Media Releases

Charles Blackman

Survey and Retrospective Exhibition – Paintings, Drawings & Sculpture

24/11/2018 - 30/11/2018

The Charles Blackman survey exhibition at the Anthea Polson Art celebrates the ninetieth year of one of Australia’s greatest cultural icons. Charles passed away shortly after his birthday in August this year.  A vital force in every sense, he kept working right up until his final days, bringing forth quite illuminated and spiritual images. 

As a child, when he was once ill with tonsillitis, Charles’ mother gave him some coloured crayons and that was it.  A life changer.  He immediately understood the force of the image, enabling him to become who he was. ‘You can’t stop people from being who they are’ was one of his favourite sayings.  Charles had found the tool for it, because he instinctively had an extraordinary insight into the complex language of the emotions.  Indeed, a seemingly endless well of images surged up from then on through his pens and brushes throughout his entire life.  It is the underlying denominator in all his artworks, whether it be a massive canvas layered in sheer colours or the simplicity of an ink line drawing. ‘You can’t hide behind a line‘, was another of his favourite one-liners.

Charles had a life time connection with Queensland, starting from his early romance with his first wife Barbara Patterson.  He set up a studio below her family home in Indooroopilly, where he painted figures in urban landscapes, portraits and some of the Alice in Wonderland paintings.  He worked up on Tambourine Mountain whilst visiting Judith Wright and Jack McKinnery.  His love of this area led to many sojourns on the Gold Coast, Noosa, Stradbroke and Bribie Island, where he would come to work intensively to meet exhibition deadlines.  The painting Charles in White is from this earliest period, whilst Harbour Scene is from his time living in Melbourne oscillating between the Boyd and Heidi scenes, when he would go to paint in Williamstown with John Perceval.

The exhibition embraces the different decades of Charles’ oeuvre giving us the opportunity to take his hand and step through his life work.  His closeness to the introspective poets in the London years in the sixties we can contemplate in Through a Glass Darkly, to the joyfulness of childhood in Children Playing, intimate domestic scenes from the seventies in the ink drawings or White Carnations through to the large pastels that were done at his tropical studio at Buderim, where he lived with his second wife Genevieve de Couvreur La Cheval au Ciel and Girl with Fan

The last major pieces he was working on just before he passed away were the editions of powder coloured cut out sculptures.  Originally designed in the 1960’s, these were cut in bronze and enlivened by the rich palette of Blackman colours.
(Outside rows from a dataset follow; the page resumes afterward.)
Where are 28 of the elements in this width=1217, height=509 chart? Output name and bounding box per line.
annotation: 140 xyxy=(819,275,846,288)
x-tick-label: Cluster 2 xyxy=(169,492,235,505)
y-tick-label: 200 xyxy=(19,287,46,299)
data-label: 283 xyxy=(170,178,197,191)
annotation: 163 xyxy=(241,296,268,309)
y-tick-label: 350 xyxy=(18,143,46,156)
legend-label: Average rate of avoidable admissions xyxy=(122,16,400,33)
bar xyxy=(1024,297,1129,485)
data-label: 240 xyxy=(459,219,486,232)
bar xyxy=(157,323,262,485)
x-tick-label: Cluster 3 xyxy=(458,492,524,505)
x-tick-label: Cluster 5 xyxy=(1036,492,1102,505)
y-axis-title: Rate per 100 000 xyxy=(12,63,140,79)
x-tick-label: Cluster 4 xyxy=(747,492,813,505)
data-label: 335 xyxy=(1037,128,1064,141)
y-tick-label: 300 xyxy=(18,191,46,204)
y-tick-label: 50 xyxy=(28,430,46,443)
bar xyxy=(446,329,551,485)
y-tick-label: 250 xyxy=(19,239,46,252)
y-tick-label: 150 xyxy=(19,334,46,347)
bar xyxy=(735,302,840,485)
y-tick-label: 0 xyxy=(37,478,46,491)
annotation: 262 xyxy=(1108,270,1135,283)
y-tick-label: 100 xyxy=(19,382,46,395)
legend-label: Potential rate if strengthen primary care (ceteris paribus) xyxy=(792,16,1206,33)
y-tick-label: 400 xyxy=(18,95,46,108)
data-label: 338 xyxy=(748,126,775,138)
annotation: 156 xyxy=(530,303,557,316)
Some have been increased to a larger than life scale and are available for commissions.  He also collaborated on creating the Cat prints, which originate from the illustrated verse for the Mark Twain book A cat-tale.  Some of his earliest etchings have been editioned especially for this celebration Painter of the White Cats Garden,Alice’s Chair and By the Light of the Moon have never previously been printed.

Creative dexterity shines through this varied selection of Charles’ works and give us an insight into his working mind, how it ran fluidly and lucidly between the complex and the compelling, through a simple gesture or moment, all could be expressed.  He was a true master of the image.

Charles’ daughters Christabel and Bertie Blackman are now the managers of the Charles Blackman Foundation. They have been collaborating with Anthea Polson Art over the last six months to curate this exhibition, bringing together their unique vision of his work to present as an acknowledgement and celebration of his ninety years.  It is a wonderful time to join forces to honour and revere an extraordinary artist.